As a conclusion of law from the special verdict this general verdict was unwarranted. It was inconsistent with the special verdict, and the Court should have disregarded it, and given judgment for the plaintiffs upon the special verdict against those of the defendants in whose favor the Statute of Limitations had not run. This it did not do, and the judgment which it rendered in favor of those defendants was erroneous.
[30]*30Moreover, there was no conflict of evidence upon the question of the respective ages of the plaintiffs at the commencement of the action—one of them was a minor, under the age of twenty-one years, and another, one year older than the age of majority—and the jury so specially found. As the law of these facts the Court gave the jury the following instruction, namely: “The Statute of Limitations does not run against a male until he has reached twenty-one years of age, nor against a female until she has attained eighteen years of age. This statute, therefore, has not commenced to run against said Martin Aguirre, he being a minor, and can not have been in operation against the other plaintiffs for a longer period than the time which has elapsed since they attained their majority; but in no event can the Statute of Limitations have been in operation against the plaintiffs unless they have been actually ousted in the manner already described, and then only from such ouster.”

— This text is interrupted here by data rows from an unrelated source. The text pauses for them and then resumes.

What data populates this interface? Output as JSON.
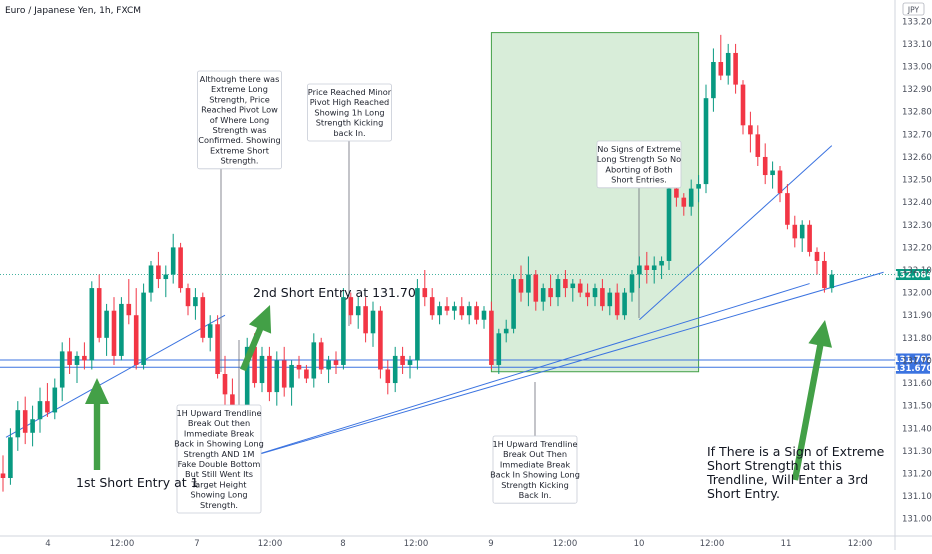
{
  "chart_data": {
    "type": "candlestick",
    "title": "Euro / Japanese Yen, 1h, FXCM",
    "currency": "JPY",
    "x_tick_labels": [
      "4",
      "12:00",
      "7",
      "12:00",
      "8",
      "12:00",
      "9",
      "12:00",
      "10",
      "12:00",
      "11",
      "12:00"
    ],
    "y_tick_labels": [
      "133.200",
      "133.100",
      "133.000",
      "132.900",
      "132.800",
      "132.700",
      "132.600",
      "132.500",
      "132.400",
      "132.300",
      "132.200",
      "132.100",
      "132.000",
      "131.900",
      "131.800",
      "131.700",
      "131.600",
      "131.500",
      "131.400",
      "131.300",
      "131.200",
      "131.100",
      "131.000"
    ],
    "ylim": [
      130.95,
      133.25
    ],
    "colors": {
      "up": "#089981",
      "down": "#f23645",
      "trendline": "#3b73e0",
      "zone_fill": "#c8e6c9",
      "zone_stroke": "#43a047",
      "arrow": "#43a047"
    },
    "last_price_label": "132.084",
    "price_levels": [
      {
        "label": "131.702",
        "value": 131.702
      },
      {
        "label": "131.670",
        "value": 131.67
      }
    ],
    "trendlines": [
      {
        "from": [
          0.4,
          131.36
        ],
        "to": [
          30,
          131.9
        ]
      },
      {
        "from": [
          32,
          131.26
        ],
        "to": [
          109,
          132.04
        ]
      },
      {
        "from": [
          32,
          131.26
        ],
        "to": [
          119,
          132.09
        ]
      },
      {
        "from": [
          86,
          131.88
        ],
        "to": [
          112,
          132.65
        ]
      }
    ],
    "zone": {
      "x0": 66,
      "x1": 94,
      "y0": 131.65,
      "y1": 133.15
    },
    "candles": [
      [
        131.2,
        131.28,
        131.12,
        131.18
      ],
      [
        131.18,
        131.4,
        131.15,
        131.36
      ],
      [
        131.36,
        131.52,
        131.3,
        131.48
      ],
      [
        131.48,
        131.54,
        131.33,
        131.38
      ],
      [
        131.38,
        131.5,
        131.32,
        131.44
      ],
      [
        131.44,
        131.58,
        131.38,
        131.52
      ],
      [
        131.52,
        131.6,
        131.45,
        131.47
      ],
      [
        131.47,
        131.62,
        131.44,
        131.58
      ],
      [
        131.58,
        131.78,
        131.52,
        131.74
      ],
      [
        131.74,
        131.8,
        131.64,
        131.68
      ],
      [
        131.68,
        131.74,
        131.6,
        131.72
      ],
      [
        131.72,
        131.78,
        131.66,
        131.7
      ],
      [
        131.7,
        132.05,
        131.66,
        132.02
      ],
      [
        132.02,
        132.08,
        131.78,
        131.8
      ],
      [
        131.8,
        131.95,
        131.72,
        131.92
      ],
      [
        131.92,
        131.98,
        131.68,
        131.72
      ],
      [
        131.72,
        131.98,
        131.7,
        131.95
      ],
      [
        131.95,
        132.06,
        131.86,
        131.9
      ],
      [
        131.9,
        132.02,
        131.66,
        131.68
      ],
      [
        131.68,
        132.04,
        131.66,
        132.0
      ],
      [
        132.0,
        132.14,
        131.96,
        132.12
      ],
      [
        132.12,
        132.18,
        132.02,
        132.06
      ],
      [
        132.06,
        132.12,
        131.98,
        132.08
      ],
      [
        132.08,
        132.26,
        132.04,
        132.2
      ],
      [
        132.2,
        132.22,
        132.0,
        132.02
      ],
      [
        132.02,
        132.04,
        131.9,
        131.94
      ],
      [
        131.94,
        132.02,
        131.88,
        131.98
      ],
      [
        131.98,
        132.0,
        131.78,
        131.8
      ],
      [
        131.8,
        131.9,
        131.74,
        131.86
      ],
      [
        131.86,
        131.9,
        131.62,
        131.64
      ],
      [
        131.64,
        131.72,
        131.48,
        131.55
      ],
      [
        131.55,
        131.62,
        131.35,
        131.4
      ],
      [
        131.4,
        131.44,
        131.27,
        131.32
      ],
      [
        131.32,
        131.8,
        131.3,
        131.76
      ],
      [
        131.76,
        131.82,
        131.58,
        131.6
      ],
      [
        131.6,
        131.76,
        131.56,
        131.72
      ],
      [
        131.72,
        131.76,
        131.52,
        131.56
      ],
      [
        131.56,
        131.74,
        131.5,
        131.7
      ],
      [
        131.7,
        131.76,
        131.54,
        131.58
      ],
      [
        131.58,
        131.7,
        131.5,
        131.68
      ],
      [
        131.68,
        131.72,
        131.62,
        131.66
      ],
      [
        131.66,
        131.68,
        131.6,
        131.62
      ],
      [
        131.62,
        131.82,
        131.58,
        131.78
      ],
      [
        131.78,
        131.8,
        131.64,
        131.66
      ],
      [
        131.66,
        131.72,
        131.6,
        131.7
      ],
      [
        131.7,
        131.74,
        131.64,
        131.68
      ],
      [
        131.68,
        132.02,
        131.66,
        131.98
      ],
      [
        131.98,
        132.0,
        131.86,
        131.9
      ],
      [
        131.9,
        131.98,
        131.84,
        131.94
      ],
      [
        131.94,
        131.98,
        131.78,
        131.82
      ],
      [
        131.82,
        131.96,
        131.76,
        131.92
      ],
      [
        131.92,
        131.94,
        131.62,
        131.66
      ],
      [
        131.66,
        131.7,
        131.55,
        131.6
      ],
      [
        131.6,
        131.76,
        131.56,
        131.72
      ],
      [
        131.72,
        131.76,
        131.64,
        131.68
      ],
      [
        131.68,
        131.72,
        131.62,
        131.7
      ],
      [
        131.7,
        132.06,
        131.66,
        132.02
      ],
      [
        132.02,
        132.1,
        131.94,
        131.98
      ],
      [
        131.98,
        132.02,
        131.88,
        131.9
      ],
      [
        131.9,
        131.96,
        131.86,
        131.94
      ],
      [
        131.94,
        131.98,
        131.9,
        131.92
      ],
      [
        131.92,
        131.96,
        131.88,
        131.94
      ],
      [
        131.94,
        131.98,
        131.88,
        131.9
      ],
      [
        131.9,
        131.96,
        131.86,
        131.94
      ],
      [
        131.94,
        131.96,
        131.86,
        131.88
      ],
      [
        131.88,
        131.94,
        131.84,
        131.92
      ],
      [
        131.92,
        131.96,
        131.66,
        131.68
      ],
      [
        131.68,
        131.84,
        131.64,
        131.82
      ],
      [
        131.82,
        131.88,
        131.78,
        131.84
      ],
      [
        131.84,
        132.08,
        131.82,
        132.06
      ],
      [
        132.06,
        132.12,
        131.96,
        132.0
      ],
      [
        132.0,
        132.16,
        131.94,
        132.08
      ],
      [
        132.08,
        132.1,
        131.92,
        131.96
      ],
      [
        131.96,
        132.04,
        131.92,
        132.02
      ],
      [
        132.02,
        132.08,
        131.94,
        131.98
      ],
      [
        131.98,
        132.08,
        131.94,
        132.06
      ],
      [
        132.06,
        132.1,
        131.98,
        132.02
      ],
      [
        132.02,
        132.06,
        131.96,
        132.04
      ],
      [
        132.04,
        132.06,
        131.98,
        132.0
      ],
      [
        132.0,
        132.04,
        131.94,
        131.98
      ],
      [
        131.98,
        132.04,
        131.94,
        132.02
      ],
      [
        132.02,
        132.06,
        131.92,
        131.94
      ],
      [
        131.94,
        132.02,
        131.9,
        132.0
      ],
      [
        132.0,
        132.04,
        131.88,
        131.9
      ],
      [
        131.9,
        132.02,
        131.88,
        132.0
      ],
      [
        132.0,
        132.1,
        131.96,
        132.08
      ],
      [
        132.08,
        132.16,
        132.02,
        132.12
      ],
      [
        132.12,
        132.18,
        132.04,
        132.1
      ],
      [
        132.1,
        132.16,
        132.04,
        132.12
      ],
      [
        132.12,
        132.16,
        132.06,
        132.14
      ],
      [
        132.14,
        132.5,
        132.1,
        132.46
      ],
      [
        132.46,
        132.5,
        132.38,
        132.42
      ],
      [
        132.42,
        132.44,
        132.34,
        132.38
      ],
      [
        132.38,
        132.5,
        132.34,
        132.46
      ],
      [
        132.46,
        132.52,
        132.4,
        132.48
      ],
      [
        132.48,
        132.92,
        132.44,
        132.86
      ],
      [
        132.86,
        133.08,
        132.8,
        133.02
      ],
      [
        133.02,
        133.14,
        132.94,
        132.96
      ],
      [
        132.96,
        133.1,
        132.92,
        133.06
      ],
      [
        133.06,
        133.1,
        132.88,
        132.92
      ],
      [
        132.92,
        132.94,
        132.7,
        132.74
      ],
      [
        132.74,
        132.8,
        132.62,
        132.7
      ],
      [
        132.7,
        132.74,
        132.56,
        132.6
      ],
      [
        132.6,
        132.66,
        132.48,
        132.52
      ],
      [
        132.52,
        132.58,
        132.46,
        132.54
      ],
      [
        132.54,
        132.56,
        132.4,
        132.44
      ],
      [
        132.44,
        132.48,
        132.28,
        132.3
      ],
      [
        132.3,
        132.34,
        132.2,
        132.24
      ],
      [
        132.24,
        132.32,
        132.18,
        132.3
      ],
      [
        132.3,
        132.32,
        132.16,
        132.18
      ],
      [
        132.18,
        132.2,
        132.08,
        132.14
      ],
      [
        132.14,
        132.18,
        132.0,
        132.02
      ],
      [
        132.02,
        132.1,
        132.0,
        132.08
      ]
    ]
  },
  "annotations": [
    {
      "id": "note-extreme-long",
      "lines": [
        "Although there was",
        "Extreme Long",
        "Strength, Price",
        "Reached Pivot Low",
        "of Where Long",
        "Strength was",
        "Confirmed. Showing",
        "Extreme Short",
        "Strength."
      ]
    },
    {
      "id": "note-minor-pivot",
      "lines": [
        "Price Reached Minor",
        "Pivot High Reached",
        "Showing 1h Long",
        "Strength Kicking",
        "back In."
      ]
    },
    {
      "id": "note-no-signs",
      "lines": [
        "No Signs of Extreme",
        "Long Strength So No",
        "Aborting of Both",
        "Short Entries."
      ]
    },
    {
      "id": "note-1h-fake",
      "lines": [
        "1H Upward Trendline",
        "Break Out then",
        "Immediate Break",
        "Back in Showing Long",
        "Strength AND 1M",
        "Fake Double Bottom",
        "But Still Went Its",
        "Target Height",
        "Showing Long",
        "Strength."
      ]
    },
    {
      "id": "note-1h-break",
      "lines": [
        "1H Upward Trendline",
        "Break Out Then",
        "Immediate Break",
        "Back In Showing Long",
        "Strength Kicking",
        "Back In."
      ]
    }
  ],
  "big_notes": {
    "first_entry": "1st Short Entry at 1",
    "second_entry": "2nd Short Entry at 131.70",
    "third_entry": [
      "If There is a Sign of Extreme",
      "Short Strength at this",
      "Trendline, Will Enter a 3rd",
      "Short Entry."
    ]
  }
}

It is evident that the jury entirely disregarded this instruction, for they returned a general verdict against the plaintiffs. But it is said that the verdict is right and the instruction was wrong, because the Statute of Limitations runs against a minor as well as against an adult. Whether the rights of minors are barred equally with those of adults is a question which need not, under the circumstances, be determined. The fact with which we have to deal is, that the jury by their verdict disregarded the instruction of the Court; and, for that reason alone, it was the duty of the Court to set aside the verdict, whether the instruction was right or wrong. (Emerson v. Santa Clara County, 40 Cal. 543.) Ad questionem facti non respondent judices; ad questionem legis non respondent juratores.

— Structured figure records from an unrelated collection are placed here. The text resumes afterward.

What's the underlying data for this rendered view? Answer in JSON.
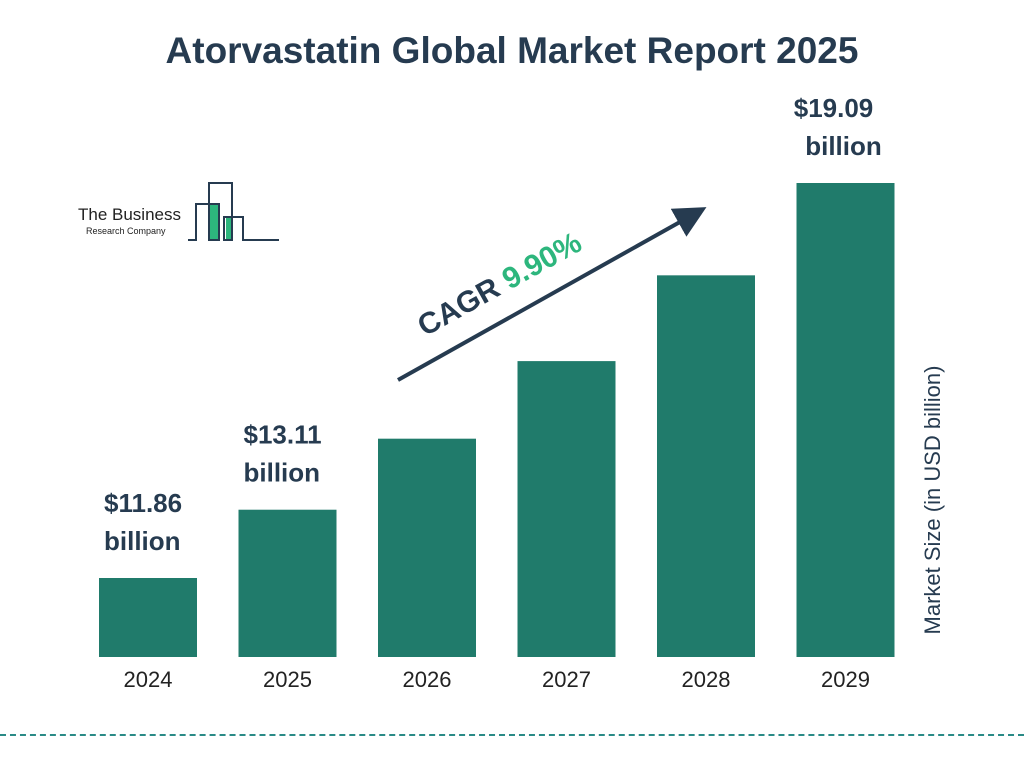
{
  "title": "Atorvastatin Global Market Report 2025",
  "logo": {
    "line1": "The Business",
    "line2": "Research Company"
  },
  "cagr": {
    "label": "CAGR",
    "value": "9.90%"
  },
  "colors": {
    "bar": "#207b6b",
    "title": "#263b50",
    "cagr": "#2db67d",
    "divider": "#2a8a86"
  },
  "chart_data": {
    "type": "bar",
    "title": "Atorvastatin Global Market Report 2025",
    "ylabel": "Market Size (in USD billion)",
    "xlabel": "",
    "categories": [
      "2024",
      "2025",
      "2026",
      "2027",
      "2028",
      "2029"
    ],
    "values": [
      11.86,
      13.11,
      14.41,
      15.83,
      17.4,
      19.09
    ],
    "data_labels": [
      "$11.86 billion",
      "$13.11 billion",
      "",
      "",
      "",
      "$19.09 billion"
    ],
    "grid": false,
    "legend": "none"
  }
}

At the request of defendants’ counsel, the Court also gave to the jury some nine or ten instructions upon the question of the construction of written instruments. These, as abstract legal propositions, were, in the main, correct; but they were not pertinent to any issues of fact to be found by the jury, and for that reason they should not have been given. There is no rule of law better established than that the construction of written instruments is a matter of law for the Court, and not of fact for the jury, unless when the meaning [31]*31and construction are doubtful and depend upon extrinsic evidence. But there was no evidence in the case which required the jury to pass upon the question, for the Court had construed the only deed in evidence in the case about which there was any controversy, by telling them that “ the deed conveyed only the premises therein specifically described; and that those who claimed under the deed had acquired no greater rights thereby than such as had been acquired by the grantee in that deed.” In thus instructing them the Court gave the proper construction to the description of the property conveyed by the deed, and the jury were bound to accept it as the law of the question. There was, therefore, no question before them about which the instructions given them in relation to the construction of written instruments were in any respects applicable.
Order reversed and cause remanded for a new trial.
Morrison, C. J., and Thornton, J., concurred in the order of reversal.